Far from being some historical curiosity whose meaning is lost to us today, Holy Scripture tells us that something incredibly unique to world history was happening that night. God was doing something he had never done before, and would never do again. Without abandoning or diminishing his divinity, God became a human being. He became one of us! As Reformed theologian Louis Berkhof once put it, “In the incarnation the Son of God became flesh by assuming human nature… He really became one of the human race by being born of Mary.” It is an amazing proposition! Martin Luther marveled at this truth in one of his Christmas hymns:

These are the tokens ye shall mark,
The swaddling clothes and manger dark;
There ye shall find the young child laid,
By whom the heavens and earth were made.
(Martin Luther, “From Heaven Above to Earth I Come,” 1535)

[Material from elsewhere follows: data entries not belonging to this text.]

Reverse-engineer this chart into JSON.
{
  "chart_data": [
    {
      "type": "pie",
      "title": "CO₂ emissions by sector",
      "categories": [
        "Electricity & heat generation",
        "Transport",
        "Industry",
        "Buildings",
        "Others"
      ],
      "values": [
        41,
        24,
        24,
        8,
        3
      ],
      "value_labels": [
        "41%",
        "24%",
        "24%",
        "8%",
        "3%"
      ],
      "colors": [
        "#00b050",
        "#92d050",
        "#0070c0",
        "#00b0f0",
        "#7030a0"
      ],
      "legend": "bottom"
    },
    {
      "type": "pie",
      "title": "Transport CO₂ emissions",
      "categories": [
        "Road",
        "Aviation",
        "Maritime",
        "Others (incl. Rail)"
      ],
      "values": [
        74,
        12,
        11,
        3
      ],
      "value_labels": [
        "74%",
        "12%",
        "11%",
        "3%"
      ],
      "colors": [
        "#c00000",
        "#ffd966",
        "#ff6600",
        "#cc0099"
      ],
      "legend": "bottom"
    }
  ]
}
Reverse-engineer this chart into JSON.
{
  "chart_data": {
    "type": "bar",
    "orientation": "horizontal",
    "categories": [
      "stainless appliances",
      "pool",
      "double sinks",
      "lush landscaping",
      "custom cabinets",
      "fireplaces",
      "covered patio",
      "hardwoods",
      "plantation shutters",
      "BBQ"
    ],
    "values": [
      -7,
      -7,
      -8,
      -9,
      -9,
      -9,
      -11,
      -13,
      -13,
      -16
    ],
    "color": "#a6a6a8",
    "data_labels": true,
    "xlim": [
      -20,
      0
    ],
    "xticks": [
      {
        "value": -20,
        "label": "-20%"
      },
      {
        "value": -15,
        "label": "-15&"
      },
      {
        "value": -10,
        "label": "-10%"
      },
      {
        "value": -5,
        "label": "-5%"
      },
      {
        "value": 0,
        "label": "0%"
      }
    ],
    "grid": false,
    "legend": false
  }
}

The second person of the Trinity was born into the world as a true human being (Joh. 1:14). This is what we call the incarnation of the Son of God. The Son of God “[took] upon himself man’s nature, with all the essential properties,” without watering down his divine nature in the process (WCF 8.2).  The Westminster Confession of Faith, chapter 8, provides a Biblical and helpful way of understanding how Christ’s divine and human natures relate to each other. 

There is one critically important question that we need to ask about all of this. It’s the ‘why’ question. Why did the Son of God become man? Why the incarnation? Over the next week, Rev. Wilkins will be blogging about this important question, using Larger Catechism Q&A39.

Question 39. Why was it requisite that the Mediator should be man?

 Answer: It was requisite that the Mediator should be man, that he might advance our nature, perform obedience to the law, suffer and make intercession for us in our nature, have a fellow-feeling of our infirmities; that we might receive the adoption of sons, and have comfort and access with boldness unto the throne of grace.